Madam, - If Donal Buckley (Head 2 Head, June 11th) had taken the time to attend the recent oral hearing into plans for the proposed Poolbeg incinerator, he might well have been considerably less dogmatic about the benefits of this technology and the proposed location.

He would have learned that incinerators are being closed down all over the US, and that there is only one new incinerator being built in Europe, because the economics of their operation are so unfavourable. He might have been surprised that the "waste to energy" plant, should it be allowed, would most probably increase the cost of waste collection by a factor of three on present figures, which even Ibec might find distressing.

He would have found that the situation regarding harmful discharges is still open to question, partly because it is not possible to measure very low levels of dioxins and because the effects of micro-particulate matter are still under investigation. He would have heard that some German incinerators are having to import waste because recycling has succeeded so well that the waste available no longer has enough calorific value to support the furnaces.

He would have also learned that the proposed 600,000 tonne throughput at Poolbeg would generate 120,000 tonnes of waste, classified as "bottom ash", which would have to be landfilled or shipped abroad for disposal, again incurring shipping costs and a subsidy to the receivers. And his surprise might have increased further when he found it was proposed to erect this "facility" in an aluminium-clad building with a footprint bigger than that of Croke Park, higher than Liberty Hall and with two steel chimneys higher than the Spire - yet Dublin City Council feels it would not damage the amenity value of Dublin Bay!

Truly, it is time the citizens woke up.
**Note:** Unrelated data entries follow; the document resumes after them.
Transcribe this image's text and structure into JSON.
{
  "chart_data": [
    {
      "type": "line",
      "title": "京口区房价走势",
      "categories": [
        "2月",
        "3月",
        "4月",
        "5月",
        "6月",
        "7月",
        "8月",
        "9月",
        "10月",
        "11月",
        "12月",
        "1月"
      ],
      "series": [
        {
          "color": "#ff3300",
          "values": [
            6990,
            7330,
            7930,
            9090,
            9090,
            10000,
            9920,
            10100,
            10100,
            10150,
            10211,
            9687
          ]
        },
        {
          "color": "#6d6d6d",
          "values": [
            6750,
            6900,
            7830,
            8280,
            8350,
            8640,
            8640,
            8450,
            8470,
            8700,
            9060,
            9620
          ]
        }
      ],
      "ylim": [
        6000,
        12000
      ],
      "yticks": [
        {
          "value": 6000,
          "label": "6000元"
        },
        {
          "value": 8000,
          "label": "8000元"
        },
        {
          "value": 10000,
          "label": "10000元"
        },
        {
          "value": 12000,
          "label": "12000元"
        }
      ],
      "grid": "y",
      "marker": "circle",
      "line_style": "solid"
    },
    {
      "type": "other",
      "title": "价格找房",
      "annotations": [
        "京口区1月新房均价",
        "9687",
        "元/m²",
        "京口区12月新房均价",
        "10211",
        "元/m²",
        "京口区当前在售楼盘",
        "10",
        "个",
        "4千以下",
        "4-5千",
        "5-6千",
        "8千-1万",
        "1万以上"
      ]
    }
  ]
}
Both the European and national waste strategies put "reduction" as the key technology for dealing with the waste problem. This, of course, might have some impact on business, which may explain Ibec's stance. - Yours, etc,

MAURICE BRYAN,  Conservation Adviser, Butterfield Park, Dublin 14.
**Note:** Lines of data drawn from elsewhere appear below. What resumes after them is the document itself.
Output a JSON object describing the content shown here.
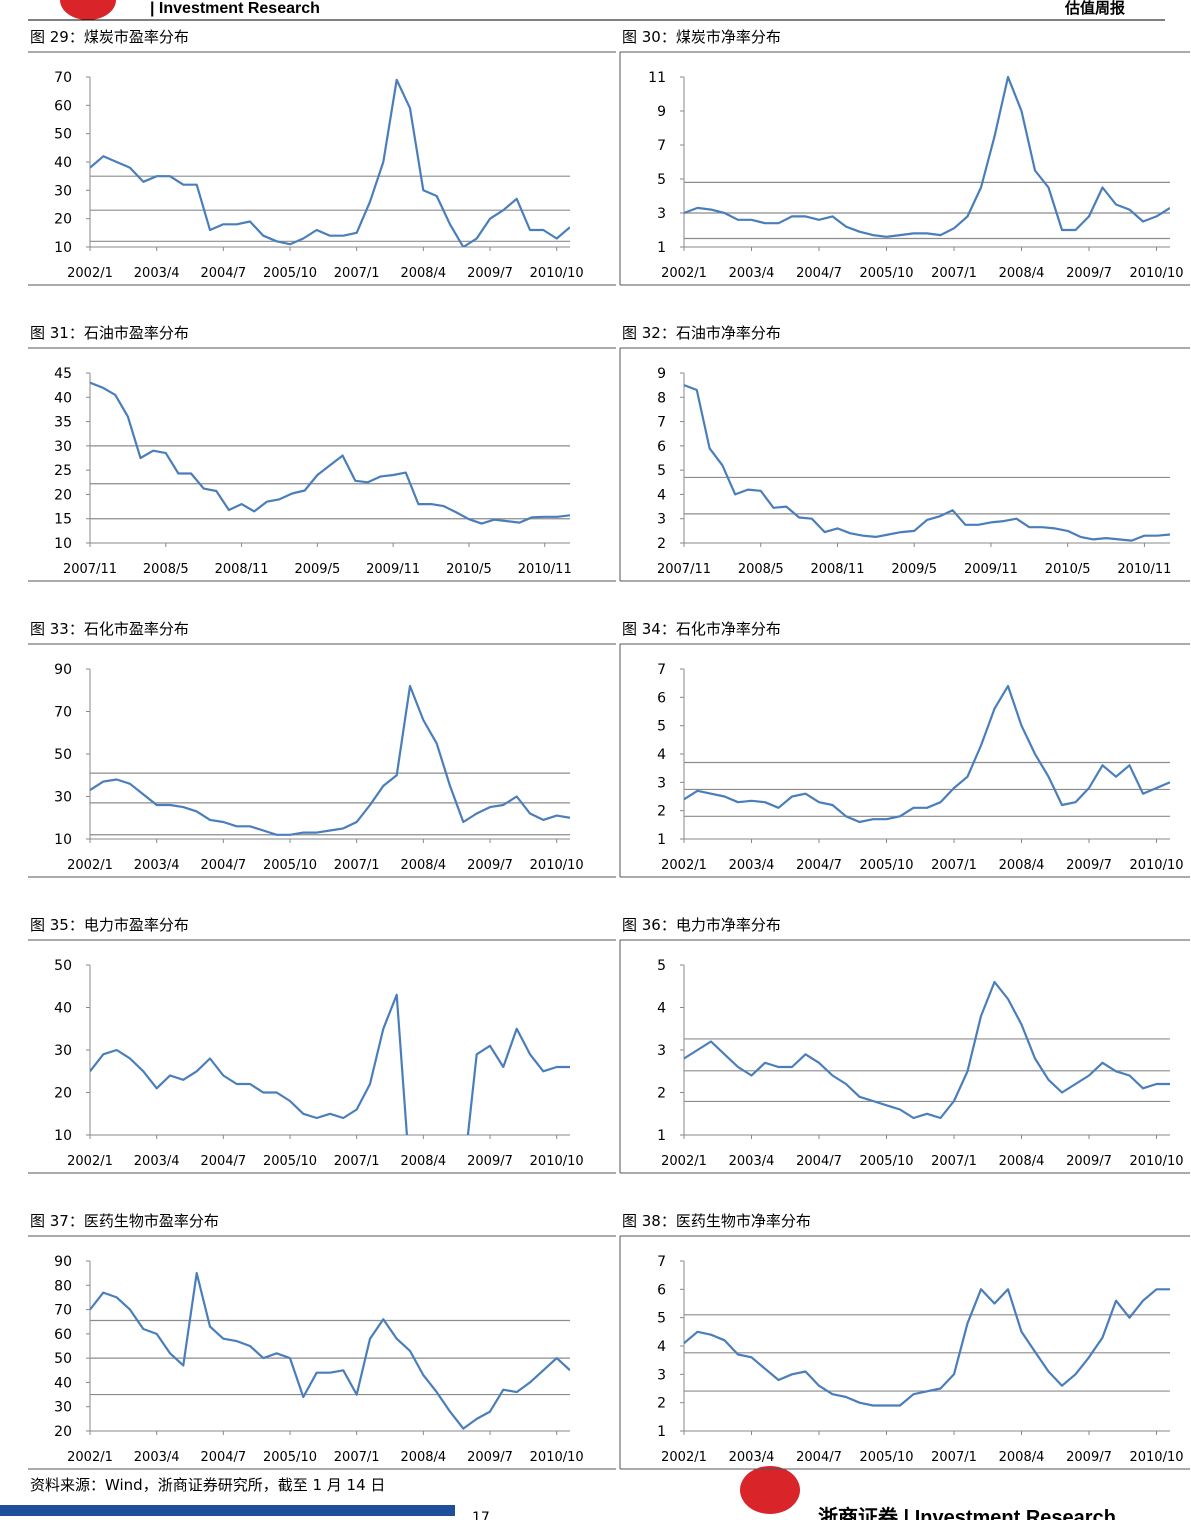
{
  "header": {
    "brand": "| Investment Research",
    "report": "估值周报"
  },
  "footer": {
    "source": "资料来源：Wind，浙商证券研究所，截至 1 月 14 日",
    "page": "17",
    "brand": "浙商证券 | Investment Research"
  },
  "chart_data": [
    {
      "type": "line",
      "title": "图 29：煤炭市盈率分布",
      "x": [
        "2002/1",
        "2002/4",
        "2002/7",
        "2002/10",
        "2003/1",
        "2003/4",
        "2003/7",
        "2003/10",
        "2004/1",
        "2004/4",
        "2004/7",
        "2004/10",
        "2005/1",
        "2005/4",
        "2005/7",
        "2005/10",
        "2006/1",
        "2006/4",
        "2006/7",
        "2006/10",
        "2007/1",
        "2007/4",
        "2007/7",
        "2007/10",
        "2008/1",
        "2008/4",
        "2008/7",
        "2008/10",
        "2009/1",
        "2009/4",
        "2009/7",
        "2009/10",
        "2010/1",
        "2010/4",
        "2010/7",
        "2010/10",
        "2011/1"
      ],
      "values": [
        38,
        42,
        40,
        38,
        33,
        35,
        35,
        32,
        32,
        16,
        18,
        18,
        19,
        14,
        12,
        11,
        13,
        16,
        14,
        14,
        15,
        26,
        40,
        69,
        59,
        30,
        28,
        18,
        10,
        13,
        20,
        23,
        27,
        16,
        16,
        13,
        17
      ],
      "color": "#4a7ebb",
      "reference_lines": [
        35,
        23,
        12
      ],
      "xlim": [
        "2002/1",
        "2011/1"
      ],
      "xticks": [
        "2002/1",
        "2003/4",
        "2004/7",
        "2005/10",
        "2007/1",
        "2008/4",
        "2009/7",
        "2010/10"
      ],
      "ylim": [
        10,
        70
      ],
      "yticks": [
        10,
        20,
        30,
        40,
        50,
        60,
        70
      ]
    },
    {
      "type": "line",
      "title": "图 30：煤炭市净率分布",
      "x": [
        "2002/1",
        "2002/4",
        "2002/7",
        "2002/10",
        "2003/1",
        "2003/4",
        "2003/7",
        "2003/10",
        "2004/1",
        "2004/4",
        "2004/7",
        "2004/10",
        "2005/1",
        "2005/4",
        "2005/7",
        "2005/10",
        "2006/1",
        "2006/4",
        "2006/7",
        "2006/10",
        "2007/1",
        "2007/4",
        "2007/7",
        "2007/10",
        "2008/1",
        "2008/4",
        "2008/7",
        "2008/10",
        "2009/1",
        "2009/4",
        "2009/7",
        "2009/10",
        "2010/1",
        "2010/4",
        "2010/7",
        "2010/10",
        "2011/1"
      ],
      "values": [
        3.0,
        3.3,
        3.2,
        3.0,
        2.6,
        2.6,
        2.4,
        2.4,
        2.8,
        2.8,
        2.6,
        2.8,
        2.2,
        1.9,
        1.7,
        1.6,
        1.7,
        1.8,
        1.8,
        1.7,
        2.1,
        2.8,
        4.5,
        7.5,
        11,
        9,
        5.5,
        4.5,
        2.0,
        2.0,
        2.8,
        4.5,
        3.5,
        3.2,
        2.5,
        2.8,
        3.3
      ],
      "color": "#4a7ebb",
      "reference_lines": [
        4.8,
        3.0,
        1.5
      ],
      "xlim": [
        "2002/1",
        "2011/1"
      ],
      "xticks": [
        "2002/1",
        "2003/4",
        "2004/7",
        "2005/10",
        "2007/1",
        "2008/4",
        "2009/7",
        "2010/10"
      ],
      "ylim": [
        1,
        11
      ],
      "yticks": [
        1,
        3,
        5,
        7,
        9,
        11
      ]
    },
    {
      "type": "line",
      "title": "图 31：石油市盈率分布",
      "x": [
        "2007/11",
        "2007/12",
        "2008/1",
        "2008/2",
        "2008/3",
        "2008/4",
        "2008/5",
        "2008/6",
        "2008/7",
        "2008/8",
        "2008/9",
        "2008/10",
        "2008/11",
        "2008/12",
        "2009/1",
        "2009/2",
        "2009/3",
        "2009/4",
        "2009/5",
        "2009/6",
        "2009/7",
        "2009/8",
        "2009/9",
        "2009/10",
        "2009/11",
        "2009/12",
        "2010/1",
        "2010/2",
        "2010/3",
        "2010/4",
        "2010/5",
        "2010/6",
        "2010/7",
        "2010/8",
        "2010/9",
        "2010/10",
        "2010/11",
        "2010/12",
        "2011/1"
      ],
      "values": [
        43,
        42,
        40.5,
        36,
        27.5,
        29,
        28.5,
        24.3,
        24.3,
        21.2,
        20.7,
        16.8,
        18,
        16.5,
        18.5,
        19,
        20.2,
        20.8,
        24,
        26,
        28,
        22.8,
        22.5,
        23.7,
        24,
        24.5,
        18,
        18,
        17.6,
        16.3,
        14.9,
        14,
        14.8,
        14.5,
        14.2,
        15.3,
        15.4,
        15.4,
        15.7
      ],
      "color": "#4a7ebb",
      "reference_lines": [
        30,
        22.2,
        15
      ],
      "xlim": [
        "2007/11",
        "2011/1"
      ],
      "xticks": [
        "2007/11",
        "2008/5",
        "2008/11",
        "2009/5",
        "2009/11",
        "2010/5",
        "2010/11"
      ],
      "ylim": [
        10,
        45
      ],
      "yticks": [
        10,
        15,
        20,
        25,
        30,
        35,
        40,
        45
      ]
    },
    {
      "type": "line",
      "title": "图 32：石油市净率分布",
      "x": [
        "2007/11",
        "2007/12",
        "2008/1",
        "2008/2",
        "2008/3",
        "2008/4",
        "2008/5",
        "2008/6",
        "2008/7",
        "2008/8",
        "2008/9",
        "2008/10",
        "2008/11",
        "2008/12",
        "2009/1",
        "2009/2",
        "2009/3",
        "2009/4",
        "2009/5",
        "2009/6",
        "2009/7",
        "2009/8",
        "2009/9",
        "2009/10",
        "2009/11",
        "2009/12",
        "2010/1",
        "2010/2",
        "2010/3",
        "2010/4",
        "2010/5",
        "2010/6",
        "2010/7",
        "2010/8",
        "2010/9",
        "2010/10",
        "2010/11",
        "2010/12",
        "2011/1"
      ],
      "values": [
        8.5,
        8.3,
        5.9,
        5.2,
        4.0,
        4.2,
        4.15,
        3.45,
        3.5,
        3.05,
        3.0,
        2.45,
        2.6,
        2.4,
        2.3,
        2.25,
        2.35,
        2.45,
        2.5,
        2.95,
        3.1,
        3.35,
        2.75,
        2.75,
        2.85,
        2.9,
        3.0,
        2.65,
        2.65,
        2.6,
        2.5,
        2.25,
        2.15,
        2.2,
        2.15,
        2.1,
        2.3,
        2.3,
        2.35
      ],
      "color": "#4a7ebb",
      "reference_lines": [
        4.7,
        3.2
      ],
      "xlim": [
        "2007/11",
        "2011/1"
      ],
      "xticks": [
        "2007/11",
        "2008/5",
        "2008/11",
        "2009/5",
        "2009/11",
        "2010/5",
        "2010/11"
      ],
      "ylim": [
        2,
        9
      ],
      "yticks": [
        2,
        3,
        4,
        5,
        6,
        7,
        8,
        9
      ]
    },
    {
      "type": "line",
      "title": "图 33：石化市盈率分布",
      "x": [
        "2002/1",
        "2002/4",
        "2002/7",
        "2002/10",
        "2003/1",
        "2003/4",
        "2003/7",
        "2003/10",
        "2004/1",
        "2004/4",
        "2004/7",
        "2004/10",
        "2005/1",
        "2005/4",
        "2005/7",
        "2005/10",
        "2006/1",
        "2006/4",
        "2006/7",
        "2006/10",
        "2007/1",
        "2007/4",
        "2007/7",
        "2007/10",
        "2008/1",
        "2008/4",
        "2008/7",
        "2008/10",
        "2009/1",
        "2009/4",
        "2009/7",
        "2009/10",
        "2010/1",
        "2010/4",
        "2010/7",
        "2010/10",
        "2011/1"
      ],
      "values": [
        33,
        37,
        38,
        36,
        31,
        26,
        26,
        25,
        23,
        19,
        18,
        16,
        16,
        14,
        12,
        12,
        13,
        13,
        14,
        15,
        18,
        26,
        35,
        40,
        82,
        66,
        55,
        35,
        18,
        22,
        25,
        26,
        30,
        22,
        19,
        21,
        20
      ],
      "color": "#4a7ebb",
      "reference_lines": [
        41,
        27,
        12
      ],
      "xlim": [
        "2002/1",
        "2011/1"
      ],
      "xticks": [
        "2002/1",
        "2003/4",
        "2004/7",
        "2005/10",
        "2007/1",
        "2008/4",
        "2009/7",
        "2010/10"
      ],
      "ylim": [
        10,
        90
      ],
      "yticks": [
        10,
        30,
        50,
        70,
        90
      ]
    },
    {
      "type": "line",
      "title": "图 34：石化市净率分布",
      "x": [
        "2002/1",
        "2002/4",
        "2002/7",
        "2002/10",
        "2003/1",
        "2003/4",
        "2003/7",
        "2003/10",
        "2004/1",
        "2004/4",
        "2004/7",
        "2004/10",
        "2005/1",
        "2005/4",
        "2005/7",
        "2005/10",
        "2006/1",
        "2006/4",
        "2006/7",
        "2006/10",
        "2007/1",
        "2007/4",
        "2007/7",
        "2007/10",
        "2008/1",
        "2008/4",
        "2008/7",
        "2008/10",
        "2009/1",
        "2009/4",
        "2009/7",
        "2009/10",
        "2010/1",
        "2010/4",
        "2010/7",
        "2010/10",
        "2011/1"
      ],
      "values": [
        2.4,
        2.7,
        2.6,
        2.5,
        2.3,
        2.35,
        2.3,
        2.1,
        2.5,
        2.6,
        2.3,
        2.2,
        1.8,
        1.6,
        1.7,
        1.7,
        1.8,
        2.1,
        2.1,
        2.3,
        2.8,
        3.2,
        4.3,
        5.6,
        6.4,
        5.0,
        4.0,
        3.2,
        2.2,
        2.3,
        2.8,
        3.6,
        3.2,
        3.6,
        2.6,
        2.8,
        3.0
      ],
      "color": "#4a7ebb",
      "reference_lines": [
        3.7,
        2.75,
        1.8
      ],
      "xlim": [
        "2002/1",
        "2011/1"
      ],
      "xticks": [
        "2002/1",
        "2003/4",
        "2004/7",
        "2005/10",
        "2007/1",
        "2008/4",
        "2009/7",
        "2010/10"
      ],
      "ylim": [
        1,
        7
      ],
      "yticks": [
        1,
        2,
        3,
        4,
        5,
        6,
        7
      ]
    },
    {
      "type": "line",
      "title": "图 35：电力市盈率分布",
      "x": [
        "2002/1",
        "2002/4",
        "2002/7",
        "2002/10",
        "2003/1",
        "2003/4",
        "2003/7",
        "2003/10",
        "2004/1",
        "2004/4",
        "2004/7",
        "2004/10",
        "2005/1",
        "2005/4",
        "2005/7",
        "2005/10",
        "2006/1",
        "2006/4",
        "2006/7",
        "2006/10",
        "2007/1",
        "2007/4",
        "2007/7",
        "2007/10",
        "2008/1",
        "2008/4",
        "2008/7",
        "2008/10",
        "2009/1",
        "2009/4",
        "2009/7",
        "2009/10",
        "2010/1",
        "2010/4",
        "2010/7",
        "2010/10",
        "2011/1"
      ],
      "values": [
        25,
        29,
        30,
        28,
        25,
        21,
        24,
        23,
        25,
        28,
        24,
        22,
        22,
        20,
        20,
        18,
        15,
        14,
        15,
        14,
        16,
        22,
        35,
        43,
        0,
        null,
        null,
        null,
        0,
        29,
        31,
        26,
        35,
        29,
        25,
        26,
        26
      ],
      "color": "#4a7ebb",
      "reference_lines": [],
      "xlim": [
        "2002/1",
        "2011/1"
      ],
      "xticks": [
        "2002/1",
        "2003/4",
        "2004/7",
        "2005/10",
        "2007/1",
        "2008/4",
        "2009/7",
        "2010/10"
      ],
      "ylim": [
        10,
        50
      ],
      "yticks": [
        10,
        20,
        30,
        40,
        50
      ]
    },
    {
      "type": "line",
      "title": "图 36：电力市净率分布",
      "x": [
        "2002/1",
        "2002/4",
        "2002/7",
        "2002/10",
        "2003/1",
        "2003/4",
        "2003/7",
        "2003/10",
        "2004/1",
        "2004/4",
        "2004/7",
        "2004/10",
        "2005/1",
        "2005/4",
        "2005/7",
        "2005/10",
        "2006/1",
        "2006/4",
        "2006/7",
        "2006/10",
        "2007/1",
        "2007/4",
        "2007/7",
        "2007/10",
        "2008/1",
        "2008/4",
        "2008/7",
        "2008/10",
        "2009/1",
        "2009/4",
        "2009/7",
        "2009/10",
        "2010/1",
        "2010/4",
        "2010/7",
        "2010/10",
        "2011/1"
      ],
      "values": [
        2.8,
        3.0,
        3.2,
        2.9,
        2.6,
        2.4,
        2.7,
        2.6,
        2.6,
        2.9,
        2.7,
        2.4,
        2.2,
        1.9,
        1.8,
        1.7,
        1.6,
        1.4,
        1.5,
        1.4,
        1.8,
        2.5,
        3.8,
        4.6,
        4.2,
        3.6,
        2.8,
        2.3,
        2.0,
        2.2,
        2.4,
        2.7,
        2.5,
        2.4,
        2.1,
        2.2,
        2.2
      ],
      "color": "#4a7ebb",
      "reference_lines": [
        3.26,
        2.51,
        1.79
      ],
      "xlim": [
        "2002/1",
        "2011/1"
      ],
      "xticks": [
        "2002/1",
        "2003/4",
        "2004/7",
        "2005/10",
        "2007/1",
        "2008/4",
        "2009/7",
        "2010/10"
      ],
      "ylim": [
        1,
        5
      ],
      "yticks": [
        1,
        2,
        3,
        4,
        5
      ]
    },
    {
      "type": "line",
      "title": "图 37：医药生物市盈率分布",
      "x": [
        "2002/1",
        "2002/4",
        "2002/7",
        "2002/10",
        "2003/1",
        "2003/4",
        "2003/7",
        "2003/10",
        "2004/1",
        "2004/4",
        "2004/7",
        "2004/10",
        "2005/1",
        "2005/4",
        "2005/7",
        "2005/10",
        "2006/1",
        "2006/4",
        "2006/7",
        "2006/10",
        "2007/1",
        "2007/4",
        "2007/7",
        "2007/10",
        "2008/1",
        "2008/4",
        "2008/7",
        "2008/10",
        "2009/1",
        "2009/4",
        "2009/7",
        "2009/10",
        "2010/1",
        "2010/4",
        "2010/7",
        "2010/10",
        "2011/1"
      ],
      "values": [
        70,
        77,
        75,
        70,
        62,
        60,
        52,
        47,
        85,
        63,
        58,
        57,
        55,
        50,
        52,
        50,
        34,
        44,
        44,
        45,
        35,
        58,
        66,
        58,
        53,
        43,
        36,
        28,
        21,
        25,
        28,
        37,
        36,
        40,
        45,
        50,
        45
      ],
      "color": "#4a7ebb",
      "reference_lines": [
        65.5,
        50,
        35
      ],
      "xlim": [
        "2002/1",
        "2011/1"
      ],
      "xticks": [
        "2002/1",
        "2003/4",
        "2004/7",
        "2005/10",
        "2007/1",
        "2008/4",
        "2009/7",
        "2010/10"
      ],
      "ylim": [
        20,
        90
      ],
      "yticks": [
        20,
        30,
        40,
        50,
        60,
        70,
        80,
        90
      ]
    },
    {
      "type": "line",
      "title": "图 38：医药生物市净率分布",
      "x": [
        "2002/1",
        "2002/4",
        "2002/7",
        "2002/10",
        "2003/1",
        "2003/4",
        "2003/7",
        "2003/10",
        "2004/1",
        "2004/4",
        "2004/7",
        "2004/10",
        "2005/1",
        "2005/4",
        "2005/7",
        "2005/10",
        "2006/1",
        "2006/4",
        "2006/7",
        "2006/10",
        "2007/1",
        "2007/4",
        "2007/7",
        "2007/10",
        "2008/1",
        "2008/4",
        "2008/7",
        "2008/10",
        "2009/1",
        "2009/4",
        "2009/7",
        "2009/10",
        "2010/1",
        "2010/4",
        "2010/7",
        "2010/10",
        "2011/1"
      ],
      "values": [
        4.1,
        4.5,
        4.4,
        4.2,
        3.7,
        3.6,
        3.2,
        2.8,
        3.0,
        3.1,
        2.6,
        2.3,
        2.2,
        2.0,
        1.9,
        1.9,
        1.9,
        2.3,
        2.4,
        2.5,
        3.0,
        4.8,
        6.0,
        5.5,
        6.0,
        4.5,
        3.8,
        3.1,
        2.6,
        3.0,
        3.6,
        4.3,
        5.6,
        5.0,
        5.6,
        6.0,
        6.0
      ],
      "color": "#4a7ebb",
      "reference_lines": [
        5.1,
        3.76,
        2.41
      ],
      "xlim": [
        "2002/1",
        "2011/1"
      ],
      "xticks": [
        "2002/1",
        "2003/4",
        "2004/7",
        "2005/10",
        "2007/1",
        "2008/4",
        "2009/7",
        "2010/10"
      ],
      "ylim": [
        1,
        7
      ],
      "yticks": [
        1,
        2,
        3,
        4,
        5,
        6,
        7
      ]
    }
  ]
}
Madam, - Mary O'Leary of Chase (Head 2 Head, June 11th)refers to the appointment of Laura Burke to the board of directors of the Environmental Protection Agency.

I wish to point out that Laura Burke competed in an open competition for the position of EPA director and was interviewed by a committee established under the EPA Act 1992 and 2003. That committee comprises the Secretary to the Government, the Secretary of the Department of the Environment, Heritage and Local Government, the chairperson of the council of An Taisce, the managing director of the Industrial Development Authority, the general secretary of the Irish Congress of Trade Unions and the chief executive of the Council for the Status of Women.

To suggest, as the article did, that this committee selected Laura Burke because of her previous employment in the waste incineration industry does a grave disservice to the committee, to Laura Burke and to the EPA. For the record, Laura Burke is a valued member of the EPA board who continues to contribute positively to the agency's work. To avoid any real or perceived conflict of interest, she took no part whatever in the decisions on the licensing of Indaver's waste incinerators. - Yours, etc,

NIAMH LEAHY, EPA Media Relations Officer, Johnstown Castle Estate, Co Wexford.